Mais comme on voit, lorsqu’on se lance à interpréter, on est rapidement conduit à opérer des rapprochements peut-être arbitraires, et il se peut, après tout, que le but de toutes ces obscures chansons écrites par Étienne Roda-Gil, qui paraissent souvent fondées sur de libres associations, ne soit rien d’autre que de susciter poétiquement chez l’auditeur leur équivalent…
Merci et félicitations à Jean Christophe Angaut pour ce travail de recherche.

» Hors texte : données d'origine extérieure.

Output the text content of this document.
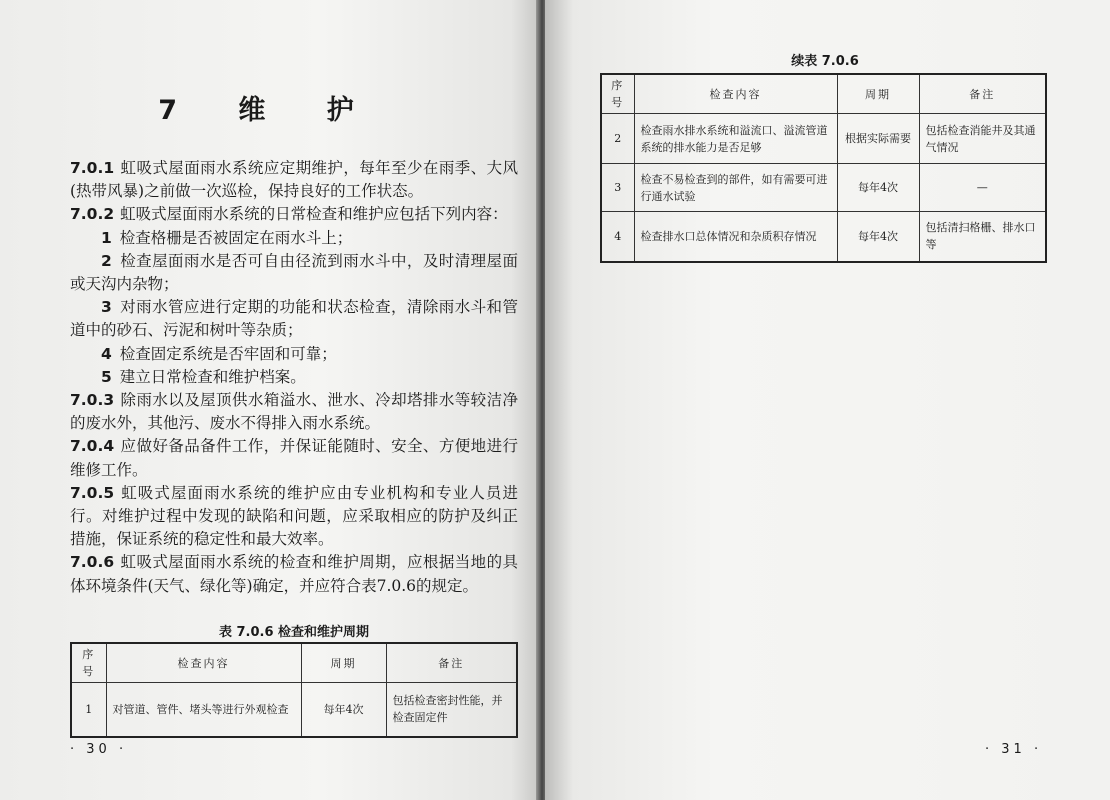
7 维 护

7.0.1 虹吸式屋面雨水系统应定期维护，每年至少在雨季、大风(热带风暴)之前做一次巡检，保持良好的工作状态。

7.0.2 虹吸式屋面雨水系统的日常检查和维护应包括下列内容：

1 检查格栅是否被固定在雨水斗上；

2 检查屋面雨水是否可自由径流到雨水斗中，及时清理屋面或天沟内杂物；

3 对雨水管应进行定期的功能和状态检查，清除雨水斗和管道中的砂石、污泥和树叶等杂质；

4 检查固定系统是否牢固和可靠；

5 建立日常检查和维护档案。

7.0.3 除雨水以及屋顶供水箱溢水、泄水、冷却塔排水等较洁净的废水外，其他污、废水不得排入雨水系统。

7.0.4 应做好备品备件工作，并保证能随时、安全、方便地进行维修工作。

7.0.5 虹吸式屋面雨水系统的维护应由专业机构和专业人员进行。对维护过程中发现的缺陷和问题，应采取相应的防护及纠正措施，保证系统的稳定性和最大效率。

7.0.6 虹吸式屋面雨水系统的检查和维护周期，应根据当地的具体环境条件(天气、绿化等)确定，并应符合表7.0.6的规定。

表 7.0.6 检查和维护周期
序号	检查内容	周期	备注
1	对管道、管件、堵头等进行外观检查	每年4次	包括检查密封性能，并检查固定件
· 30 ·
续表 7.0.6
序号	检查内容	周期	备注
2	检查雨水排水系统和溢流口、溢流管道系统的排水能力是否足够	根据实际需要	包括检查消能井及其通气情况
3	检查不易检查到的部件，如有需要可进行通水试验	每年4次	—
4	检查排水口总体情况和杂质积存情况	每年4次	包括清扫格栅、排水口等
· 31 ·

Etant auteur d’un ouvrage intitulé « La Patrie sans Partis » pour une véritable démocratie, je voulais connaitre le rapport de la chanson du Lac majeur et Bakounine, dont je suis (essayez de comprendre) transcendentalement lié. (…)
Georges Boulon
Milan. Locarno. C’est marrant comme les révolutionnaires savent se trouver des endroits tranquilles. On est pas dans le Nord entouré de pu la crasse on fréquente les lacs italiens. Quel bande de tartuffe ces révolutionnaires. Et l’autre le troskie tu parle du bon aussi. Ta pas un qui soit mort au front pour ses idées.
C’est clair: Durruti et Berneri sont morts d’insolation au Club Med, Makhno se prélassait sur les plages ukrainiennes avant d’aller se la couler douce à Paris, etc. etc. On reprendra bien un petit pastis, l’artiste du clavier?